Whether a local authority could enter into contract of insurance with a mutual insurer established in co-operation with other local authorities without first putting it out to tender in accordance with the Public Contracts Regulations

The Supreme Court handed down its judgment in the case of Risk Management Partners Ltd v Brent London Borough Council [2011] UKSC 7 on 9 February 2011. The case concerns the scope of the Teckal exemption in public procurement law, that is, whether a local authority was entitled to enter into contracts of insurance with a mutual insurer established in co-operation with other local authorities, without first putting those contracts out to tender in accordance with the Public Contracts Regulations 2006 (“the Regulations”).

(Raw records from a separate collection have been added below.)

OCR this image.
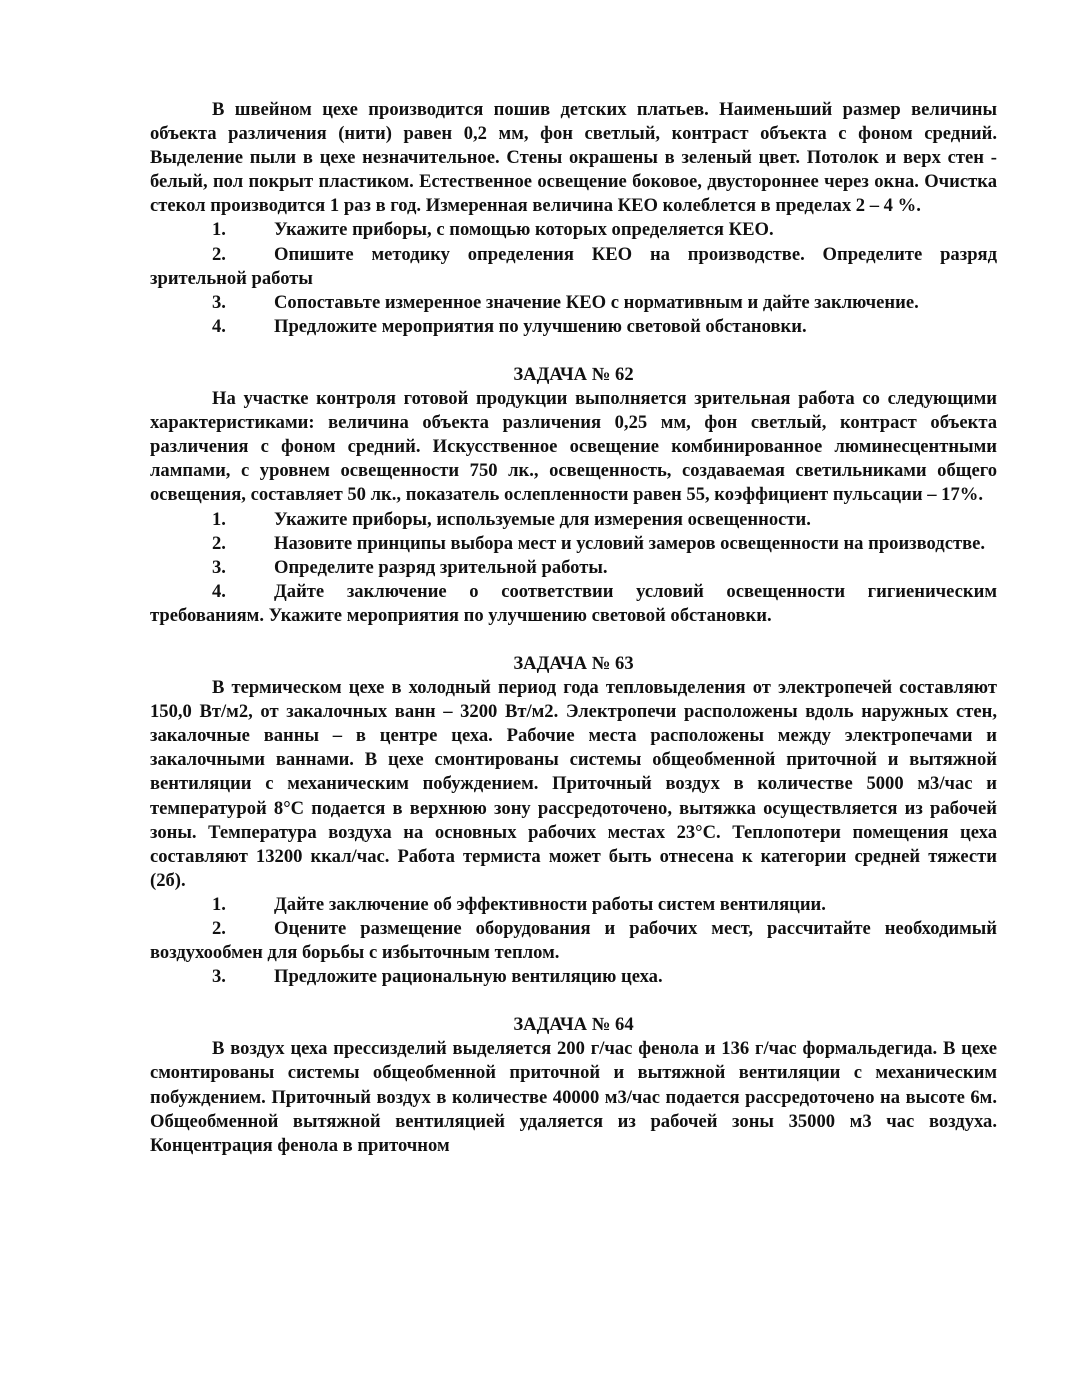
В швейном цехе производится пошив детских платьев. Наименьший размер величины объекта различения (нити) равен 0,2 мм, фон светлый, контраст объекта с фоном средний. Выделение пыли в цехе незначительное. Стены окрашены в зеленый цвет. Потолок и верх стен - белый, пол покрыт пластиком. Естественное освещение боковое, двустороннее через окна. Очистка стекол производится 1 раз в год. Измеренная величина КЕО колеблется в пределах 2 – 4 %.

1.	Укажите приборы, с помощью которых определяется КЕО.

2.	Опишите методику определения КЕО на производстве. Определите разряд зрительной работы

3.	Сопоставьте измеренное значение КЕО с нормативным и дайте заключение.

4.	Предложите мероприятия по улучшению световой обстановки.

ЗАДАЧА № 62

На участке контроля готовой продукции выполняется зрительная работа со следующими характеристиками: величина объекта различения 0,25 мм, фон светлый, контраст объекта различения с фоном средний. Искусственное освещение комбинированное люминесцентными лампами, с уровнем освещенности 750 лк., освещенность, создаваемая светильниками общего освещения, составляет 50 лк., показатель ослепленности равен 55, коэффициент пульсации – 17%.

1.	Укажите приборы, используемые для измерения освещенности.

2.	Назовите принципы выбора мест и условий замеров освещенности на производстве.

3.	Определите разряд зрительной работы.

4.	Дайте заключение о соответствии условий освещенности гигиеническим требованиям. Укажите мероприятия по улучшению световой обстановки.

ЗАДАЧА № 63

В термическом цехе в холодный период года тепловыделения от электропечей составляют 150,0 Вт/м2, от закалочных ванн – 3200 Вт/м2. Электропечи расположены вдоль наружных стен, закалочные ванны – в центре цеха. Рабочие места расположены между электропечами и закалочными ваннами. В цехе смонтированы системы общеобменной приточной и вытяжной вентиляции с механическим побуждением. Приточный воздух в количестве 5000 м3/час и температурой 8°С подается в верхнюю зону рассредоточено, вытяжка осуществляется из рабочей зоны. Температура воздуха на основных рабочих местах 23°С. Теплопотери помещения цеха составляют 13200 ккал/час. Работа термиста может быть отнесена к категории средней тяжести (2б).

1.	Дайте заключение об эффективности работы систем вентиляции.

2.	Оцените размещение оборудования и рабочих мест, рассчитайте необходимый воздухообмен для борьбы с избыточным теплом.

3.	Предложите рациональную вентиляцию цеха.

ЗАДАЧА № 64

В воздух цеха прессизделий выделяется 200 г/час фенола и 136 г/час формальдегида. В цехе смонтированы системы общеобменной приточной и вытяжной вентиляции с механическим побуждением. Приточный воздух в количестве 40000 м3/час подается рассредоточено на высоте 6м. Общеобменной вытяжной вентиляцией удаляется из рабочей зоны 35000 м3 час воздуха. Концентрация фенола в приточном
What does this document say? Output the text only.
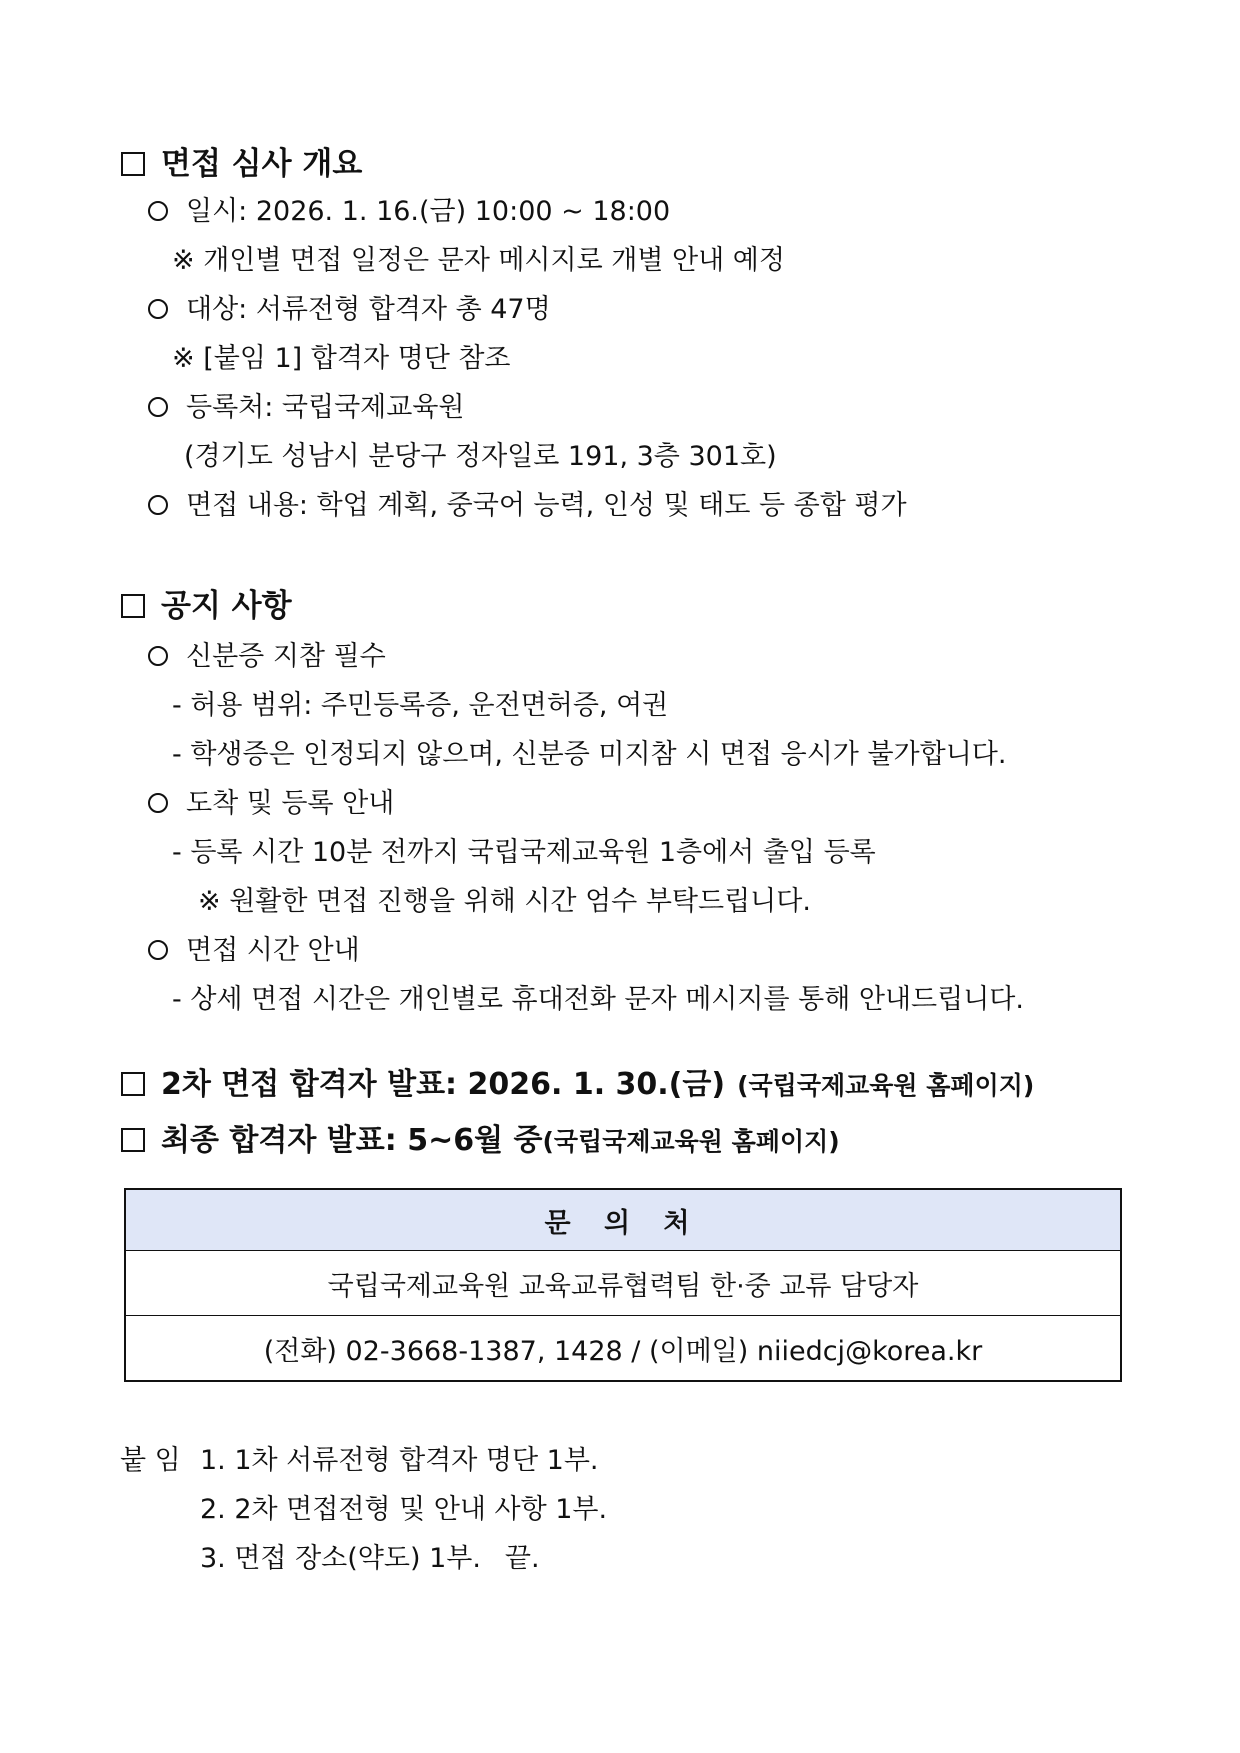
면접 심사 개요
일시: 2026. 1. 16.(금) 10:00 ~ 18:00
※ 개인별 면접 일정은 문자 메시지로 개별 안내 예정
대상: 서류전형 합격자 총 47명
※ [붙임 1] 합격자 명단 참조
등록처: 국립국제교육원
(경기도 성남시 분당구 정자일로 191, 3층 301호)
면접 내용: 학업 계획, 중국어 능력, 인성 및 태도 등 종합 평가
공지 사항
신분증 지참 필수
- 허용 범위: 주민등록증, 운전면허증, 여권
- 학생증은 인정되지 않으며, 신분증 미지참 시 면접 응시가 불가합니다.
도착 및 등록 안내
- 등록 시간 10분 전까지 국립국제교육원 1층에서 출입 등록
※ 원활한 면접 진행을 위해 시간 엄수 부탁드립니다.
면접 시간 안내
- 상세 면접 시간은 개인별로 휴대전화 문자 메시지를 통해 안내드립니다.
2차 면접 합격자 발표: 2026. 1. 30.(금) (국립국제교육원 홈페이지)
최종 합격자 발표: 5~6월 중(국립국제교육원 홈페이지)
문 의 처
국립국제교육원 교육교류협력팀 한·중 교류 담당자
(전화) 02-3668-1387, 1428 / (이메일) niiedcj@korea.kr
붙 임 1. 1차 서류전형 합격자 명단 1부.
2. 2차 면접전형 및 안내 사항 1부.
3. 면접 장소(약도) 1부. 끝.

In 2006 and 2007 various London local authorities, including the respondent, co-operated and entered arrangements for mutual insurance in order to reduce the costs of insurance premiums by removing the element of profit built into an ordinary commercial insurance premium, and to increase the standard of risk management. London Authorities Mutual Limited (“LAML”) was thus established. Brent LBC contracted for LAML to provide it insurance but did not conduct a tendering process for the award of the contract of insurance. Risk Management Partners (RMP), a commercial insurer claimed that there should have been such a tendering process complying with the Regulations and that had one been carried out it might have been successful. Although that claim had since been settled, the Court sought to determine other damages claims against various other London authorities and to clarify the law.

The Regulations give effect to Council Directive 2004/18 and apply whenever a contracting authority seeks offers in relation to the award of certain public contracts. In Teckal Srl v Comune de Viano and Azienda Gas-Acqua Consorziate (AGAC) de Reggio Emilia (Case C-107/98), the European Court of Justice held that in certain circumstances, the award of a contract by one public body to another separate legal person will not fall within the definition of “public contract” in the Directive, where the local authority exercises control over the body to whom the contract is proposed to be awarded (the “control test”); and that body must carry out the essential part of its activities with the controlling local authority (the “function test”).

The case therefore concerned three questions. Did the Teckal exemption apply to the UK Regulations? Did the Teckal exemption apply to contracts of insurance? And lastly, in order for the Teckal exemption to apply at all, must the control which the contracting authority exercises over the contractor be exercised by that authority individually or was it sufficient that it be exercised collectively?

The High Court and the Court of Appeal had held that the exemption did apply to both the UK Regulations and to contracts of insurance. However, they concluded that the control test was not satisfied because LAML was too independent from the local authorities which made up its membership.

The Supreme Court unanimously allowed the appeal, Lords Hope and Rodger both delivering judgments. The Court held that the exemption applied to the Regulations and to insurance contracts alike, and that it was sufficient for it to apply that the co-operating public authorities together exercise collective control over the party to whom contracts are awarded. It did not matter that insurance was not a service that the local authority could provide for itself.

The purpose of the Directive was to ensure that, if public authorities decided to obtain the services which they need from outside bodies, proper procedures were followed to ensure that potential providers have an opportunity to compete for the work. The Directive doesn’t apply where a public authority obtains the product or service from its own resources, nor where it is obtained from a body which although separate is so closely connected with it that the authority should be regarded as having obtained it from its own resources. There is no reason in principle to distinguish between a situation where the body from which services are obtained exists to serve the interests of a single local authority and where it exists to serve the interests of several local authorities.

The Teckal control test required that the public authority exercise a power of decisive influence both the strategic objectives and significant decisions of the other body. This need not be exercised individually but could be in union with other public authorities. There must be no private interests involved, and the public authority must act solely in the public interest, but individual control was unnecessary. Here, the participating local authorities did exercise collective control over LAML: meetings of LAML’s board were not validly constituted unless a majority of those present were directors representing a public authority. Each authority had one vote at general meetings and retained a power to direct the board by special resolution. The fact a director could not participate in a board meeting which considered a claim by a member which he or she represented was a matter of detail. The function test was also satisfied since LAML existed only to serve the insurance needs of its members.